Jika mereka sudah dianggap tidak lagi berguna, maka dalam perspektif fungsionalisme, mereka akan dibuang begitu saja, sebagai barang usang yang tidak perlu, dan bahkan dianggap mengganggu juga jika masih ada dan dipertahankan. Mereka ini dengan mudah bisa dianggap sampah dan karena itu dibaung saja. Tentu saja hal itu amat mengerikan. 

Sukacita Kehidupan 

Dalam dokumen Evangelium Vitae (Injil atau Kabar Baik Kehidupan), Paus Yohanes Paulus II pernah menyinggung tentang the culture of death. Ada pihak yang mudah dibuang saja, mudah dikorbankan, tanpa bisa membela diri sama sekali. Misalnya embrio dan janin dalam kandungan manusia. Ilmu Pengetahuan dan teknologi masa kini condong ke arah eugenetika, dan dengan cara itu justru akan menyingkirkan yang cacat. Orang atau masyarakat seakan-akan berprinsip (seperti di dalam proses produksi dalam industri atau pabrik), bahwa harus bisa menghasilkan produk yang unggul. Tanpa cacat. Tanpa cela. 

Hal ini sangat berbahaya secara moral. Mengapa demikian? Sebab seluruh sendiri-sendi moral kita akan menjadi goyah dan bahkan runtuh jika kita mudah bersikap seperti di atas tadi. Sebab jika sikap dan pandangan seperti itu dibiarkan berkembang dan merajalela, maka tidak lama lagi orang-orang jompo, juga akan dengan mudah disingkirkan dan dibuang. Sebab mereka dianggap tidak lagi berguna, tidak lagi dapat berfungsi maksimal di dalam seluruh sistem dan mekanisme yang ada.

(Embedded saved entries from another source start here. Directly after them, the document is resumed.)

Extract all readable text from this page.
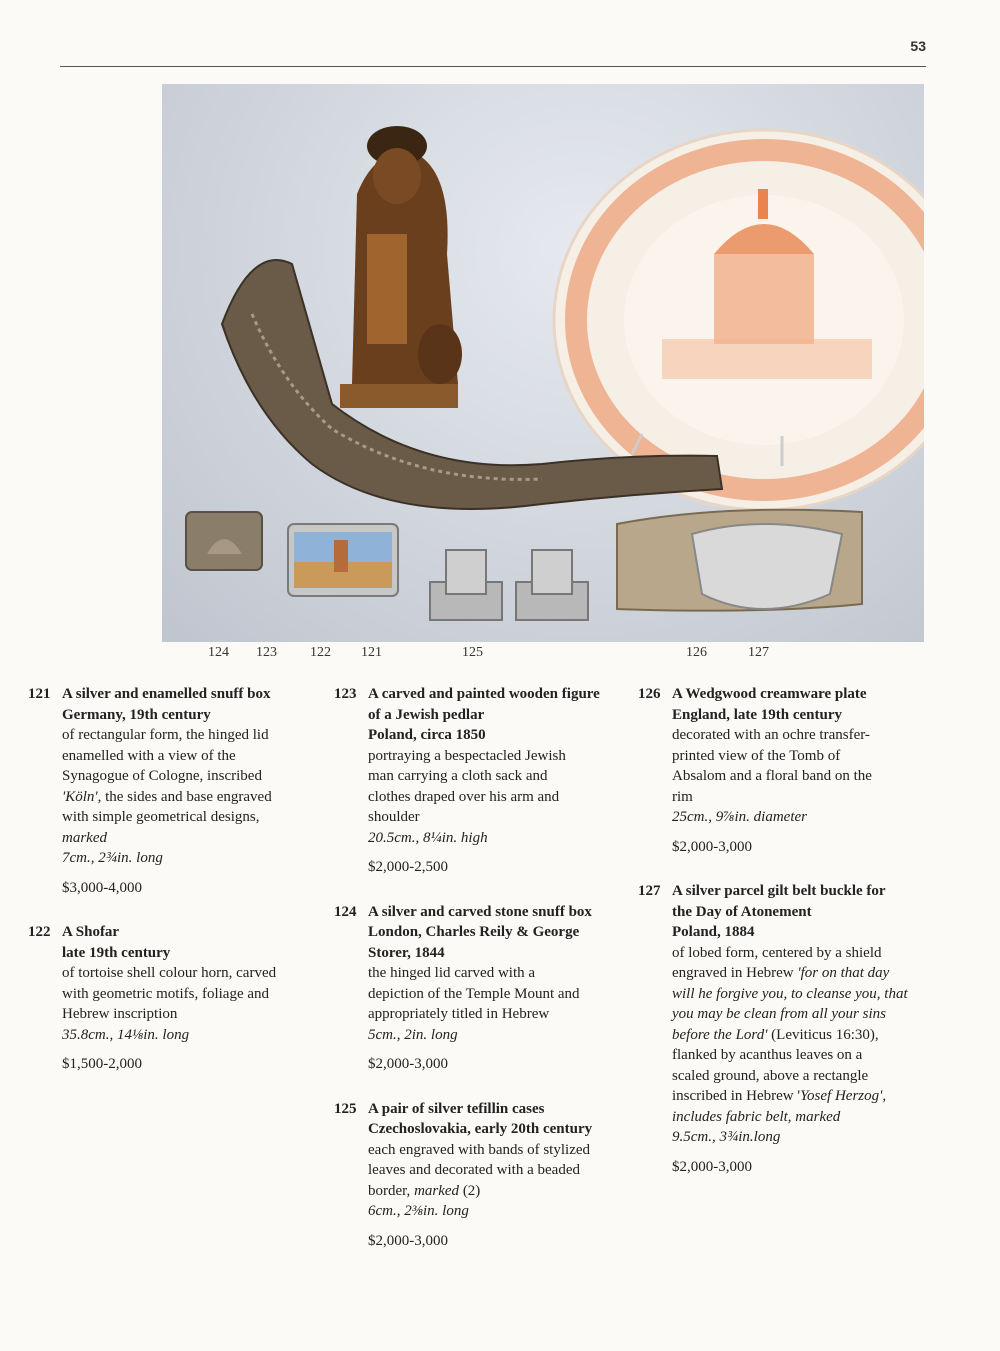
53
124 123 122 121	125	126	127
121 A silver and enamelled snuff box
Germany, 19th century
of rectangular form, the hinged lid
enamelled with a view of the
Synagogue of Cologne, inscribed
'Köln', the sides and base engraved
with simple geometrical designs,
marked
7cm., 2¾in. long
$3,000-4,000
122 A Shofar
late 19th century
of tortoise shell colour horn, carved
with geometric motifs, foliage and
Hebrew inscription
35.8cm., 14⅛in. long
$1,500-2,000
123 A carved and painted wooden figure
of a Jewish pedlar
Poland, circa 1850
portraying a bespectacled Jewish
man carrying a cloth sack and
clothes draped over his arm and
shoulder
20.5cm., 8¼in. high
$2,000-2,500
124 A silver and carved stone snuff box
London, Charles Reily & George
Storer, 1844
the hinged lid carved with a
depiction of the Temple Mount and
appropriately titled in Hebrew
5cm., 2in. long
$2,000-3,000
125 A pair of silver tefillin cases
Czechoslovakia, early 20th century
each engraved with bands of stylized
leaves and decorated with a beaded
border, marked (2)
6cm., 2⅜in. long
$2,000-3,000
126 A Wedgwood creamware plate
England, late 19th century
decorated with an ochre transfer-
printed view of the Tomb of
Absalom and a floral band on the
rim
25cm., 9⅞in. diameter
$2,000-3,000
127 A silver parcel gilt belt buckle for
the Day of Atonement
Poland, 1884
of lobed form, centered by a shield
engraved in Hebrew 'for on that day
will he forgive you, to cleanse you, that
you may be clean from all your sins
before the Lord' (Leviticus 16:30),
flanked by acanthus leaves on a
scaled ground, above a rectangle
inscribed in Hebrew 'Yosef Herzog',
includes fabric belt, marked
9.5cm., 3¾in.long
$2,000-3,000
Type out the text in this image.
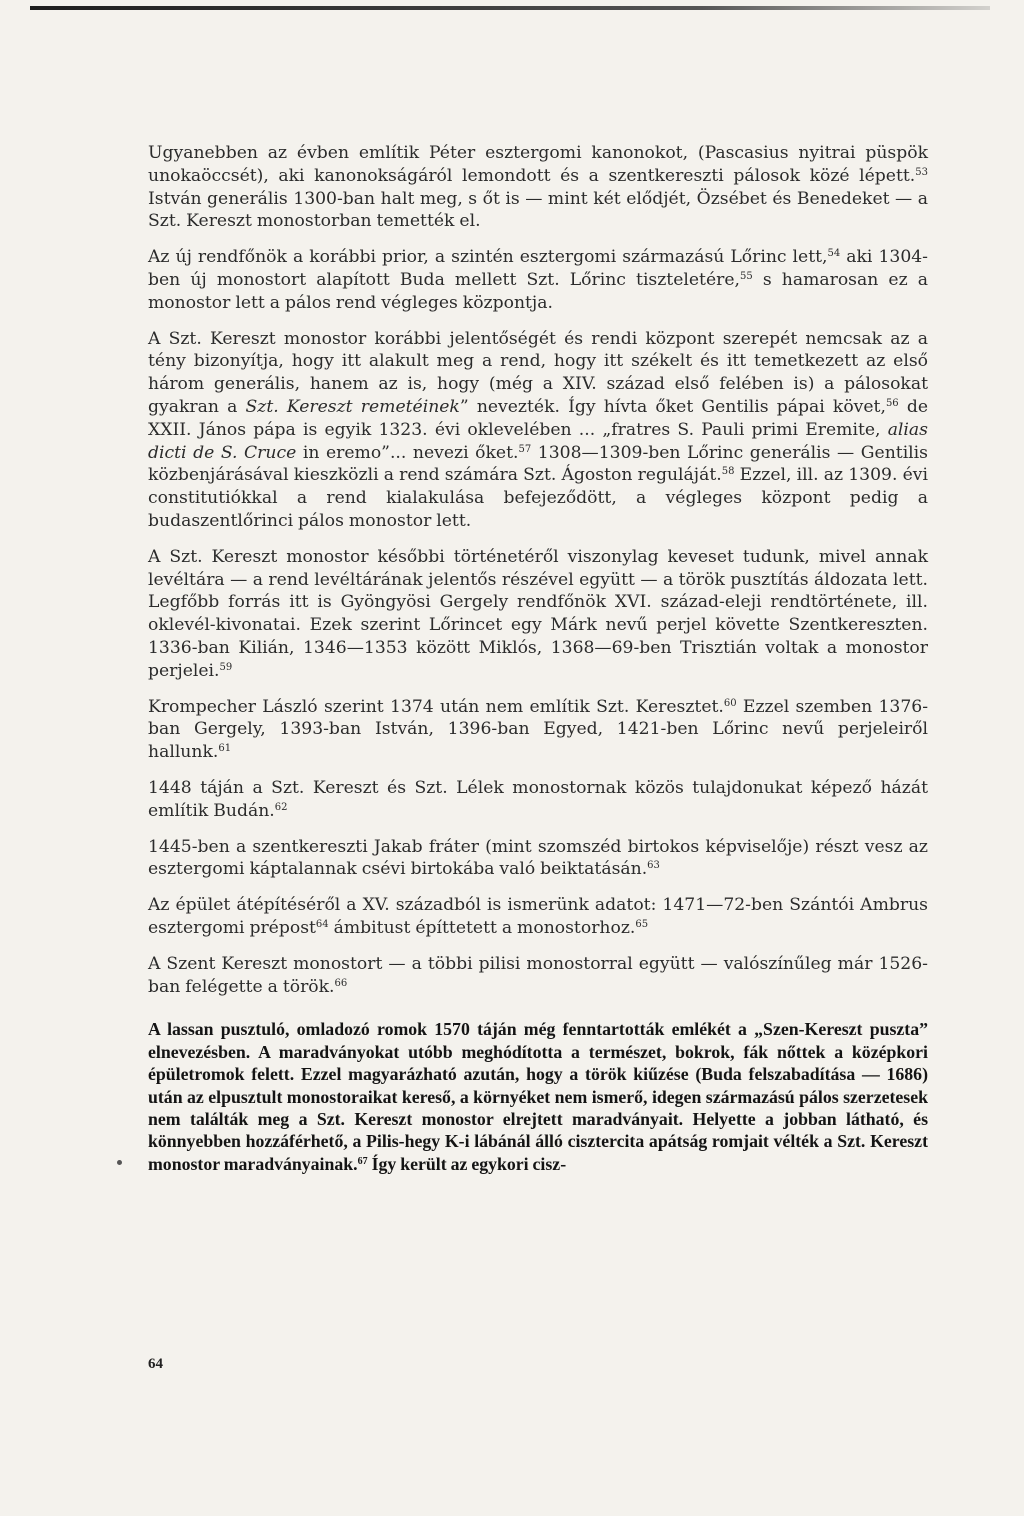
Ugyanebben az évben említik Péter esztergomi kanonokot, (Pascasius nyitrai püspök unokaöccsét), aki kanonokságáról lemondott és a szentkereszti pálosok közé lépett.$^{53}$ István generális 1300-ban halt meg, s őt is — mint két elődjét, Özsébet és Benedeket — a Szt. Kereszt monostorban temették el.

Az új rendfőnök a korábbi prior, a szintén esztergomi származású Lőrinc lett,$^{54}$ aki 1304-ben új monostort alapított Buda mellett Szt. Lőrinc tiszteletére,$^{55}$ s hamarosan ez a monostor lett a pálos rend végleges központja.

A Szt. Kereszt monostor korábbi jelentőségét és rendi központ szerepét nemcsak az a tény bizonyítja, hogy itt alakult meg a rend, hogy itt székelt és itt temetkezett az első három generális, hanem az is, hogy (még a XIV. század első felében is) a pálosokat gyakran a Szt. Kereszt remetéinek” nevezték. Így hívta őket Gentilis pápai követ,$^{56}$ de XXII. János pápa is egyik 1323. évi oklevelében ... „fratres S. Pauli primi Eremite, alias dicti de S. Cruce in eremo”... nevezi őket.$^{57}$ 1308—1309-ben Lőrinc generális — Gentilis közbenjárásával kieszközli a rend számára Szt. Ágoston reguláját.$^{58}$ Ezzel, ill. az 1309. évi constitutiókkal a rend kialakulása befejeződött, a végleges központ pedig a budaszentlőrinci pálos monostor lett.

A Szt. Kereszt monostor későbbi történetéről viszonylag keveset tudunk, mivel annak levéltára — a rend levéltárának jelentős részével együtt — a török pusztítás áldozata lett. Legfőbb forrás itt is Gyöngyösi Gergely rendfőnök XVI. század-eleji rendtörténete, ill. oklevél-kivonatai. Ezek szerint Lőrincet egy Márk nevű perjel követte Szentkereszten. 1336-ban Kilián, 1346—1353 között Miklós, 1368—69-ben Trisztián voltak a monostor perjelei.$^{59}$

Krompecher László szerint 1374 után nem említik Szt. Keresztet.$^{60}$ Ezzel szemben 1376-ban Gergely, 1393-ban István, 1396-ban Egyed, 1421-ben Lőrinc nevű perjeleiről hallunk.$^{61}$

1448 táján a Szt. Kereszt és Szt. Lélek monostornak közös tulajdonukat képező házát említik Budán.$^{62}$

1445-ben a szentkereszti Jakab fráter (mint szomszéd birtokos képviselője) részt vesz az esztergomi káptalannak csévi birtokába való beiktatásán.$^{63}$

Az épület átépítéséről a XV. századból is ismerünk adatot: 1471—72-ben Szántói Ambrus esztergomi prépost$^{64}$ ámbitust építtetett a monostorhoz.$^{65}$

A Szent Kereszt monostort — a többi pilisi monostorral együtt — valószínűleg már 1526-ban felégette a török.$^{66}$

A lassan pusztuló, omladozó romok 1570 táján még fenntartották emlékét a „Szen-Kereszt puszta” elnevezésben. A maradványokat utóbb meghódította a természet, bokrok, fák nőttek a középkori épületromok felett. Ezzel magyarázható azután, hogy a török kiűzése (Buda felszabadítása — 1686) után az elpusztult monostoraikat kereső, a környéket nem ismerő, idegen származású pálos szerzetesek nem találták meg a Szt. Kereszt monostor elrejtett maradványait. Helyette a jobban látható, és könnyebben hozzáférhető, a Pilis-hegy K-i lábánál álló cisztercita apátság romjait vélték a Szt. Kereszt monostor maradványainak.$^{67}$ Így került az egykori cisz-

64
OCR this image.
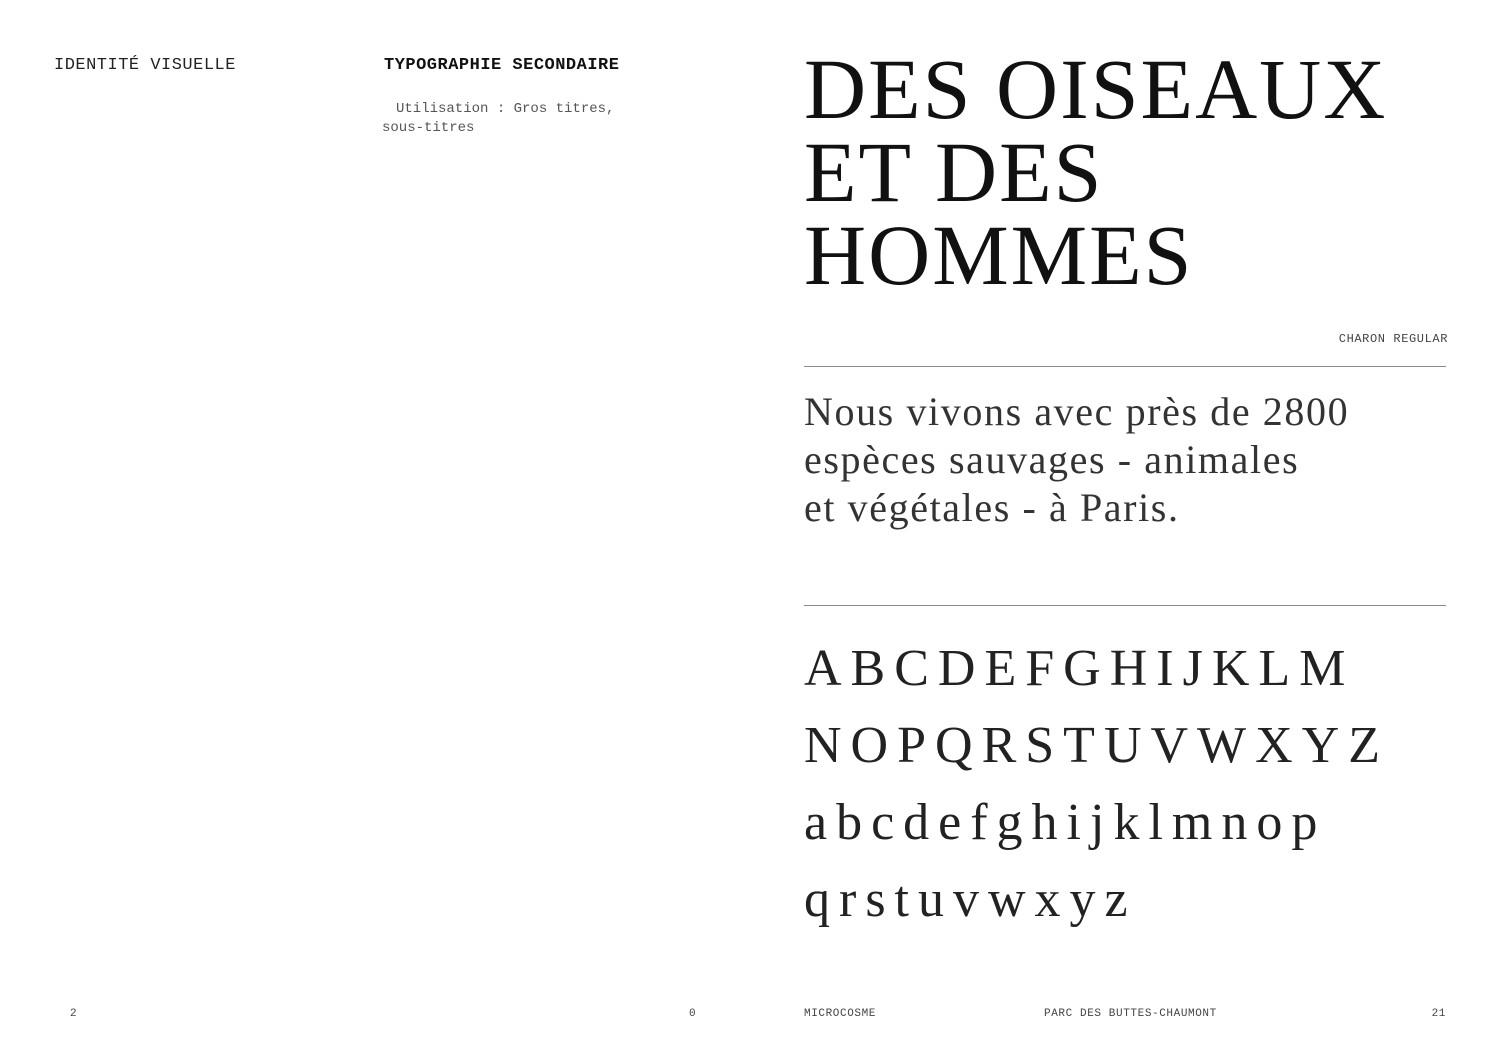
IDENTITÉ VISUELLE	TYPOGRAPHIE SECONDAIRE
Utilisation : Gros titres, sous-titres	DES OISEAUX
ET DES
HOMMES
CHARON REGULAR

Nous vivons avec près de 2800
espèces sauvages - animales
et végétales - à Paris.

ABCDEFGHIJKLM
NOPQRSTUVWXYZ
abcdefghijklmnop
qrstuvwxyz
2	0	MICROCOSME	PARC DES BUTTES-CHAUMONT	21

Itu adalah pendekatan fungsional, pendekatan utilitarian, pendekatan berdasarkan kegunaan. 

Menyuburkan Misericordia 

Jika hal itu terjadi, betapa mengerikan. Ngeri, karena itu adalah detik-detik awal keruntuhan kemanusiaan, keruntuhan peradaban. Selama ini peradaban manusia dan seluruh kemanusiaan itu sendiri menjadi kokoh karena ada cinta kasih dan sikap penuh perhatian kepada yang paling lemah dan paling tidak berdaya di dalam masyarakat. Sendi kehidupan manusia menjadi kokoh karena cinta dan per-hati-an itu, karena menaruh hati, karena memiliki hati yang mudah tergerak oleh belas kasihan, atau hati yang mudah ikut merasakan perih dan pedihnya duka akibat tiada cinta. 

Mungkin baik juga jika saya ingatkan kata bahasa Latin tentang hal ini, misericordia. Secara etimologis kata misericordia ini terdiri atas dua akar kata, miser, miseri, dan cor (cordia). Cor itu hati (jantung). Miser itu pedih, perih, sedih. Perpaduan keduanya menjadi misericordia, berarti hati yang mudah tersentuh oleh rasa pedih, perih, sedih karena ada sesuatu yang tidak beres. Ya, mungkin karena faktor misericordia inilah maka di dalam seluruh tradisi liturgis Yudeo-Kristen orang sangat menekankan juga cinta dan perhatian terhadap yang miskin, lemah, dan tersingkir itu. 

Sekadar Catatan Penutup

Untuk menutup tulisan ini, saya mau mengutip sebuah lagu yang dalam konteks menggereja tertentu biasanya dinyanyikan sekali setahun dalam Novena Roh Kudus, Novena Pentakosta. Teksnya berbunyi demikian: "Perhatikanlah yatim piatu; jagalah yang melarat, tudung yang telanjang; rawatilah yang sakit dan lemah; tuntunlah yang lumpuh; bimbinglah yang buta terhadap cahayaku." Memang Roh Kudus, adalah Roh yang menggerakkan cinta, dan menghidupkan cinta, karena Roh Kudus itu adalah Roh Cinta Bapa dan Putera. 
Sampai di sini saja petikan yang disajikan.